Emerging Trends in Digital Infrastructure: Beyond Moore's Law, Chiplet, and Compute‑in‑Memory

The source material, drawn from the 2023 Digital Infrastructure Technology Trends Whitepaper, outlines how emerging high‑performance computing workloads—AI models like ChatGPT, AR/VR, and genomic analysis—are driving unprecedented demand for compute power, outpacing the historical growth rate of Moore's Law.

More Moore : Continues to increase transistor density using advanced structures such as FinFET, Gate‑All‑Around (GAA), nanowires, and nanosheets, potentially achieving more than a five‑fold density increase, though at significant cost and power challenges.

Beyond CMOS : Explores non‑CMOS materials and processes, including carbon nanotubes, molybdenum disulfide, and quantum tunneling mechanisms, which remain experimental and face long‑term maturity hurdles.

Chip Architecture – DSA, 3D Stacking & Chiplet : Domain‑Specific Architectures (DSA) tailor resources to particular applications, offering performance comparable to ASICs with greater flexibility. 3D stacking adds vertical integration without enlarging the footprint, improving integration density and energy efficiency. Chiplet technology modularizes chip design, allowing heterogeneous process nodes for core logic and peripheral interfaces, reducing cost and improving yield, while facing interconnect challenges addressed by the UCIe alliance.

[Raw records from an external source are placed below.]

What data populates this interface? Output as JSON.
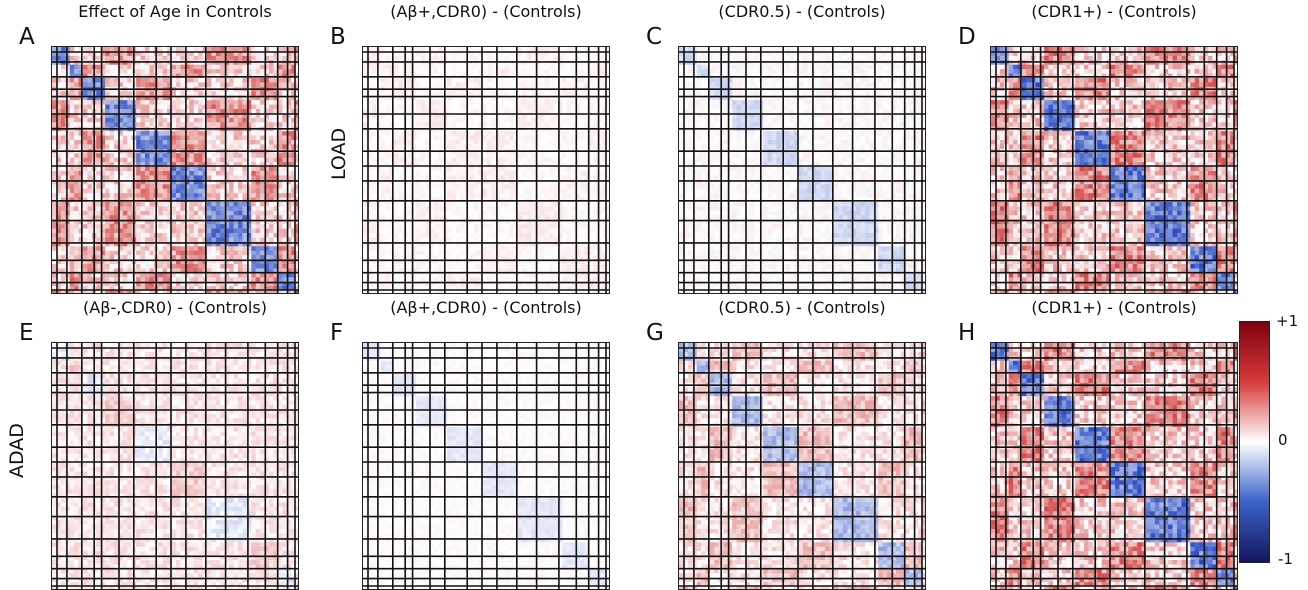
{
  "figure": {
    "row_labels": [
      "LOAD",
      "ADAD"
    ],
    "colorbar": {
      "max_label": "+1",
      "mid_label": "0",
      "min_label": "-1",
      "colors": {
        "high": "#7f0010",
        "midhigh": "#d63b3b",
        "zero": "#ffffff",
        "midlow": "#3b62c8",
        "low": "#14165e"
      }
    }
  },
  "chart_data": [
    {
      "type": "heatmap",
      "letter": "A",
      "title": "Effect of Age in Controls",
      "row": 1,
      "col": 1,
      "intensity": 0.85,
      "pattern": "age"
    },
    {
      "type": "heatmap",
      "letter": "B",
      "title": "(Aβ+,CDR0) - (Controls)",
      "row": 1,
      "col": 2,
      "intensity": 0.18,
      "pattern": "faint-pos"
    },
    {
      "type": "heatmap",
      "letter": "C",
      "title": "(CDR0.5) - (Controls)",
      "row": 1,
      "col": 3,
      "intensity": 0.25,
      "pattern": "faint-neg"
    },
    {
      "type": "heatmap",
      "letter": "D",
      "title": "(CDR1+) - (Controls)",
      "row": 1,
      "col": 4,
      "intensity": 0.95,
      "pattern": "strong"
    },
    {
      "type": "heatmap",
      "letter": "E",
      "title": "(Aβ-,CDR0) - (Controls)",
      "row": 2,
      "col": 1,
      "intensity": 0.35,
      "pattern": "mild-pos"
    },
    {
      "type": "heatmap",
      "letter": "F",
      "title": "(Aβ+,CDR0) - (Controls)",
      "row": 2,
      "col": 2,
      "intensity": 0.15,
      "pattern": "faint-neg"
    },
    {
      "type": "heatmap",
      "letter": "G",
      "title": "(CDR0.5) - (Controls)",
      "row": 2,
      "col": 3,
      "intensity": 0.5,
      "pattern": "moderate"
    },
    {
      "type": "heatmap",
      "letter": "H",
      "title": "(CDR1+) - (Controls)",
      "row": 2,
      "col": 4,
      "intensity": 0.95,
      "pattern": "strong"
    }
  ]
}
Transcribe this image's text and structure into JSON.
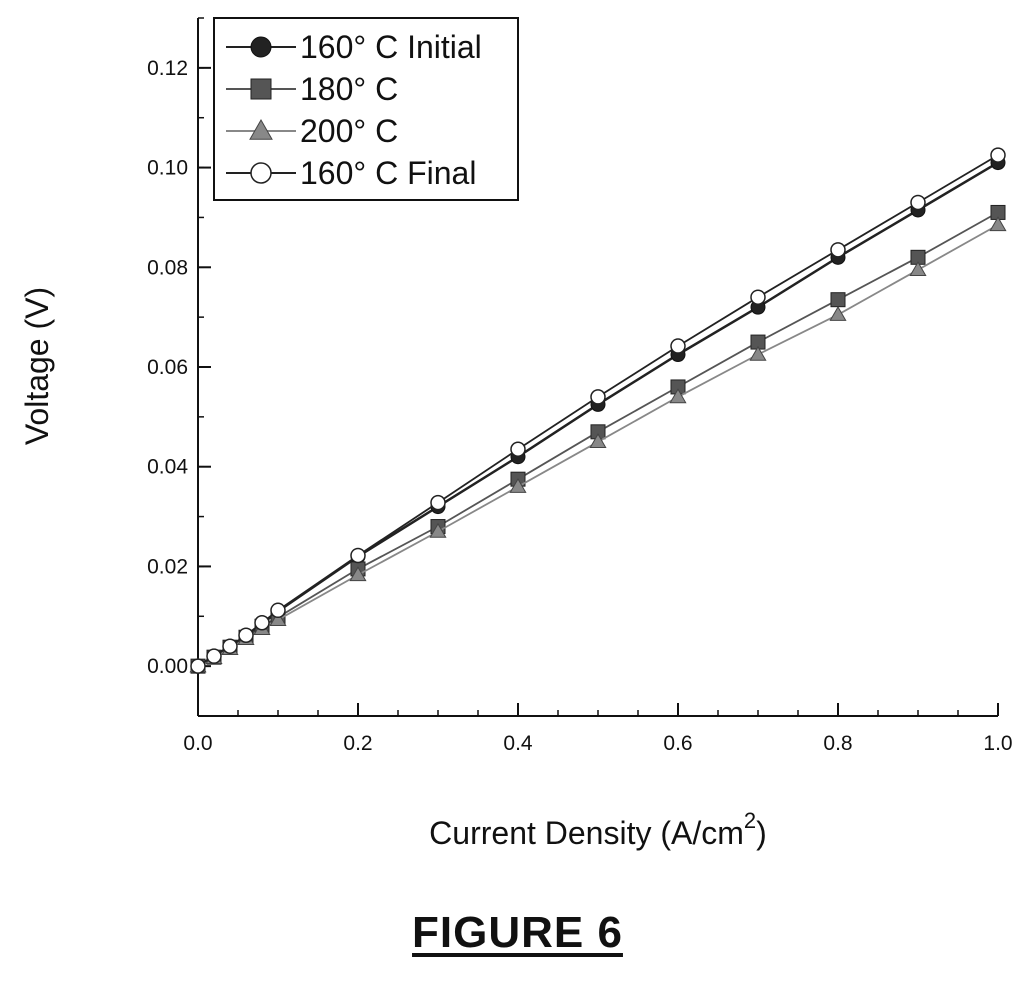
{
  "chart_data": {
    "type": "line",
    "title": "",
    "xlabel": "Current Density (A/cm",
    "xlabel_superscript": "2",
    "xlabel_close": ")",
    "ylabel": "Voltage (V)",
    "xlim": [
      0.0,
      1.0
    ],
    "ylim": [
      -0.01,
      0.13
    ],
    "xticks": [
      0.0,
      0.2,
      0.4,
      0.6,
      0.8,
      1.0
    ],
    "xtick_labels": [
      "0.0",
      "0.2",
      "0.4",
      "0.6",
      "0.8",
      "1.0"
    ],
    "yticks": [
      0.0,
      0.02,
      0.04,
      0.06,
      0.08,
      0.1,
      0.12
    ],
    "ytick_labels": [
      "0.00",
      "0.02",
      "0.04",
      "0.06",
      "0.08",
      "0.10",
      "0.12"
    ],
    "grid": false,
    "legend_position": "top-left",
    "x": [
      0.0,
      0.02,
      0.04,
      0.06,
      0.08,
      0.1,
      0.2,
      0.3,
      0.4,
      0.5,
      0.6,
      0.7,
      0.8,
      0.9,
      1.0
    ],
    "series": [
      {
        "name": "160° C Initial",
        "marker": "filled-circle",
        "color": "#222222",
        "values": [
          0.0,
          0.002,
          0.004,
          0.006,
          0.0085,
          0.011,
          0.022,
          0.032,
          0.042,
          0.0525,
          0.0625,
          0.072,
          0.082,
          0.0915,
          0.101
        ]
      },
      {
        "name": "180° C",
        "marker": "filled-square",
        "color": "#555555",
        "values": [
          0.0,
          0.0018,
          0.0038,
          0.0058,
          0.008,
          0.0098,
          0.0195,
          0.028,
          0.0375,
          0.047,
          0.056,
          0.065,
          0.0735,
          0.082,
          0.091
        ]
      },
      {
        "name": "200° C",
        "marker": "filled-triangle",
        "color": "#888888",
        "values": [
          0.0,
          0.0017,
          0.0035,
          0.0055,
          0.0075,
          0.0093,
          0.0183,
          0.027,
          0.036,
          0.045,
          0.054,
          0.0625,
          0.0705,
          0.0795,
          0.0885
        ]
      },
      {
        "name": "160° C Final",
        "marker": "open-circle",
        "color": "#222222",
        "values": [
          0.0,
          0.002,
          0.004,
          0.0062,
          0.0087,
          0.0112,
          0.0222,
          0.0328,
          0.0435,
          0.054,
          0.0642,
          0.074,
          0.0835,
          0.093,
          0.1025
        ]
      }
    ]
  },
  "caption": "FIGURE 6"
}
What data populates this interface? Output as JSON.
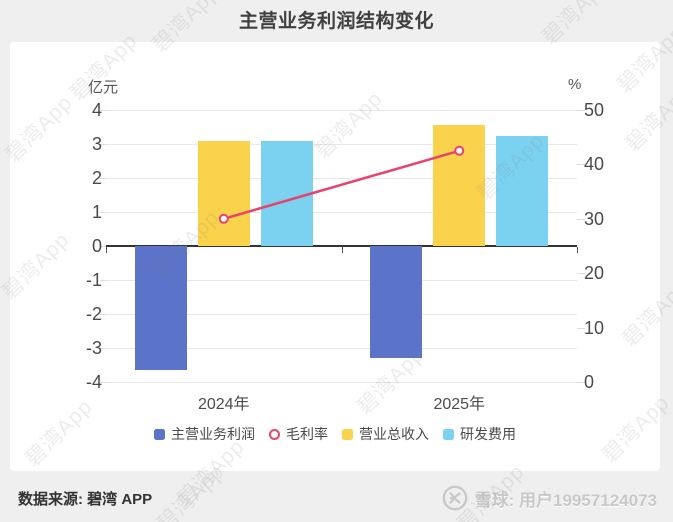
{
  "title": "主营业务利润结构变化",
  "watermark_text": "碧湾App",
  "footer": {
    "source_label": "数据来源: 碧湾 APP",
    "social_label": "雪球: 用户19957124073",
    "social_logo_icon": "xueqiu-logo"
  },
  "chart_data": {
    "type": "bar",
    "subtype": "grouped-bars-with-line",
    "categories": [
      "2024年",
      "2025年"
    ],
    "series": [
      {
        "name": "主营业务利润",
        "type": "bar",
        "axis": "left",
        "color": "#5b74c9",
        "values": [
          -3.65,
          -3.3
        ]
      },
      {
        "name": "毛利率",
        "type": "line",
        "axis": "right",
        "color": "#e8436b",
        "values": [
          30,
          42.5
        ]
      },
      {
        "name": "营业总收入",
        "type": "bar",
        "axis": "left",
        "color": "#fbd24b",
        "values": [
          3.1,
          3.55
        ]
      },
      {
        "name": "研发费用",
        "type": "bar",
        "axis": "left",
        "color": "#7bd1f0",
        "values": [
          3.1,
          3.25
        ]
      }
    ],
    "left_axis": {
      "title": "亿元",
      "min": -4,
      "max": 4,
      "ticks": [
        4,
        3,
        2,
        1,
        0,
        -1,
        -2,
        -3,
        -4
      ]
    },
    "right_axis": {
      "title": "%",
      "min": 0,
      "max": 50,
      "ticks": [
        50,
        40,
        30,
        20,
        10,
        0
      ]
    },
    "legend_position": "bottom",
    "grid": true,
    "colors": {
      "grid": "#e8e8e8",
      "zero_axis": "#333333",
      "line_marker_fill": "#ffffff"
    }
  }
}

Compute‑in‑Memory (CiM) : Described across three layers—system, architecture, and microarchitecture. Near‑memory computing inserts processing logic between traditional compute and storage, reducing data movement and latency. In‑memory computing embeds compute engines within DRAM, enabling matrix‑vector multiply‑accumulate operations directly in the memory array using DAC/ADC conversion and Kirchhoff’s law for accumulation. In‑memory computing integrates compute and storage at the microarchitectural level, leveraging both conventional and emerging non‑volatile memory technologies.

Distributed xPU‑Centric Architecture : Moves away from CPU‑centric designs toward peer‑to‑peer systems where each node hosts an xPU (data‑centric processing unit) alongside CPUs, GPUs, and other accelerators. Nodes interconnect via memory‑semantic protocols (read/write semantics) and high‑performance fabric, enabling low‑latency, high‑bandwidth communication without traditional TCP/ RoCE bottlenecks.

Compute‑Network Fusion : Highlights the need for coordinated scheduling of compute and network resources, especially for latency‑sensitive applications like VR cloud gaming. Introduces IP‑based network technologies and Service‑Aware Networks (SAN) to bridge the gap between compute services and network provisioning, aiming for efficient, secure, and energy‑aware operation.